Donald Trump's tweets are far more important than the simple statement of Trump opinion. Trump's tweets shape the secondary media discussion of the topic. He sets the subject and frame.

He just tweeted about the pardon power and the very subject is a winner for Trump. It makes the pardon power a matter of controversy, with presumably two or more sides to the case. This means if and when Trump uses the pardon power to discourage potential witnesses from testifying against him, the action would not be "unprecedented and outrageous." It would be within the range of controversy where reasonable people disagree.  

Just now.
As I draft this blog post this morning there have been seven tweets in the past 2 hours, the most recent being this one saying that the Special Counsel position itself is unconstitutional, written as "UNCONSTITUTIONAL". 

We have had special counsels for decades. Surely such offices are constitutional. Doesn't it hurt Trump to assert something so clearly wrong? No. Quite the opposite. The very subject helps Trump, because he is putting into the constitutional legitimacy of the probe of Russian involvement with his campaign. Since it is a matter of controversy, his supporters are free to ignore any facts uncovered about Trump by the Mueller investigation. People can choose what to think.

If things go from bad to worse for Trump, that will be a line of defense. Republican lawmakers will not abandon Trump if his voters don't. Trump is giving his base voters a justification for denying what they may not want to see.




3 comments:

Linda said...

While you credit DT with framing the debate, I blame the media for over-hyping every tweet and utterance. Our headlines should be about actions -- whether by him, the agencies under him, Congress, or (please) the rest of the world. He commands the headlines because the nonsense spewing from him keeps being front page news. Yet Americans are arguably less informed than ever about the actions of their government (or the rest of the world). It's a media problem. What he says is meaningless, especially since it's more than half dishonest or trivial. Bury that stuff on page 27.

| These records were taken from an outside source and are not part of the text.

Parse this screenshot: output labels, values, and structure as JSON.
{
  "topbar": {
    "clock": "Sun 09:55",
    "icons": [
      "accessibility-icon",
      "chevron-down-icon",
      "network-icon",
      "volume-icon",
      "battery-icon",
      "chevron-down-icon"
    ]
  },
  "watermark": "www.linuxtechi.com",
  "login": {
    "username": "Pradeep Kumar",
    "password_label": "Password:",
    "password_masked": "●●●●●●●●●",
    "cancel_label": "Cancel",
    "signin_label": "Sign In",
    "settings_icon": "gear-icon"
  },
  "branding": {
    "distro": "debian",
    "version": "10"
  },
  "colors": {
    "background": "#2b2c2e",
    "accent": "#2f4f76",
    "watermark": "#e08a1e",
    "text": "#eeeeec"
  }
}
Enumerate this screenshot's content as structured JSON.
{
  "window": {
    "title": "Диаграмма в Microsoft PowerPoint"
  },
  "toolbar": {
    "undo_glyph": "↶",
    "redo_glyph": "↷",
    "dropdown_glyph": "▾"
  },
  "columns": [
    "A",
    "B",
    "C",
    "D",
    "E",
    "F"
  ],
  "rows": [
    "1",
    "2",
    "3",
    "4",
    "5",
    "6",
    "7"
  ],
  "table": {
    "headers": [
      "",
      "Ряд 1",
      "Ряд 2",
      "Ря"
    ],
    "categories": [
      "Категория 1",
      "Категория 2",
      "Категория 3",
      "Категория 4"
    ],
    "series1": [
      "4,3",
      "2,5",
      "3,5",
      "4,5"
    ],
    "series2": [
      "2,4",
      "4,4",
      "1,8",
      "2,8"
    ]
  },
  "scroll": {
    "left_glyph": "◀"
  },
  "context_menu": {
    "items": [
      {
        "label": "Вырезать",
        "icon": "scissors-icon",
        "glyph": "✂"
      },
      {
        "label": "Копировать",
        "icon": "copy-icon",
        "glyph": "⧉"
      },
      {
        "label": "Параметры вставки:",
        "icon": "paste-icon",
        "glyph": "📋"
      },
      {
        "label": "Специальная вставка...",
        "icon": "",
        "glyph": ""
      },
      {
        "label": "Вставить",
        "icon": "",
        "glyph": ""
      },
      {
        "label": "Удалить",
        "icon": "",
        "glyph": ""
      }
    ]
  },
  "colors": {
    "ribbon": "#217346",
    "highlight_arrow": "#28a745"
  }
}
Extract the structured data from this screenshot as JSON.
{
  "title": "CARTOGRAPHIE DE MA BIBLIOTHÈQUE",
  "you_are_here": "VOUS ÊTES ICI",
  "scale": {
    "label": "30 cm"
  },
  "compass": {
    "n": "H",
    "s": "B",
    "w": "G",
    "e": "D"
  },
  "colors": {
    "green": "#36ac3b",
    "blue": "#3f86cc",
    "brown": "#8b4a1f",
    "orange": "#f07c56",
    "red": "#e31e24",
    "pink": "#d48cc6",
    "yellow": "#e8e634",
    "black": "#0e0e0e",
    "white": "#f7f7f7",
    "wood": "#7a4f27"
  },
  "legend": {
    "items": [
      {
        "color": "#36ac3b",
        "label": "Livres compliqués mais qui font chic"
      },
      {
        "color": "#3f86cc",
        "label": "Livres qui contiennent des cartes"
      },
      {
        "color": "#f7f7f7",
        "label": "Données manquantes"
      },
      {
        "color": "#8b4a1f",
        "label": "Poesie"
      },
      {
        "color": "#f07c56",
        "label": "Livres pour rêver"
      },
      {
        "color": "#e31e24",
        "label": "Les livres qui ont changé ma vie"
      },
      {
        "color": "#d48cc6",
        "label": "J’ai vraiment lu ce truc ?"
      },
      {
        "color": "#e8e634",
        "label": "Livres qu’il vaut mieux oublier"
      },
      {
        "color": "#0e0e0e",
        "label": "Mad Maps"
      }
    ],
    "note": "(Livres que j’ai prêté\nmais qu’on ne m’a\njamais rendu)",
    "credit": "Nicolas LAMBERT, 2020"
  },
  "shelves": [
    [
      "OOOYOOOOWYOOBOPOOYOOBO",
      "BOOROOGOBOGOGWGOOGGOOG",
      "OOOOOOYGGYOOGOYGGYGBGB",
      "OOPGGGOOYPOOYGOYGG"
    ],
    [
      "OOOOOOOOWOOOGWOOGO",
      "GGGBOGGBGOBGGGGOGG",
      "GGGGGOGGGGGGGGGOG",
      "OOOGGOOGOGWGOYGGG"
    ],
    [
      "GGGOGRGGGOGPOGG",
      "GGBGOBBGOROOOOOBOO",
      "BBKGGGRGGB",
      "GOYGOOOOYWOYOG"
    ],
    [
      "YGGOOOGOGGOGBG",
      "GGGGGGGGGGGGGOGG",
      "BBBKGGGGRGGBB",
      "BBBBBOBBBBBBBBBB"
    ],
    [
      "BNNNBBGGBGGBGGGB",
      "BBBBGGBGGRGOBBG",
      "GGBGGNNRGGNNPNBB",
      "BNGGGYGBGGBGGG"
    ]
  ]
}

Up Close: Road to the White House said...

Good Comment. Thanks. Ignoring Trump is hard to do. Somehow he is the center of gravity, the bright sun that blots out every other light.

He is the Sun King. It was 150 years before the original Sun King's progeny got their head's removed. America could be in for a long bad stretch of road.

bonprice54 said...

Right .. it's his distractions of what he does or not does.If we know his play book ..it would be possible to see what he is up to. Distractions,divisions, is his plan to disrupt...Keep together ignore his mouth and DO what is right for our country and the world...We got this ...Dont give up..!!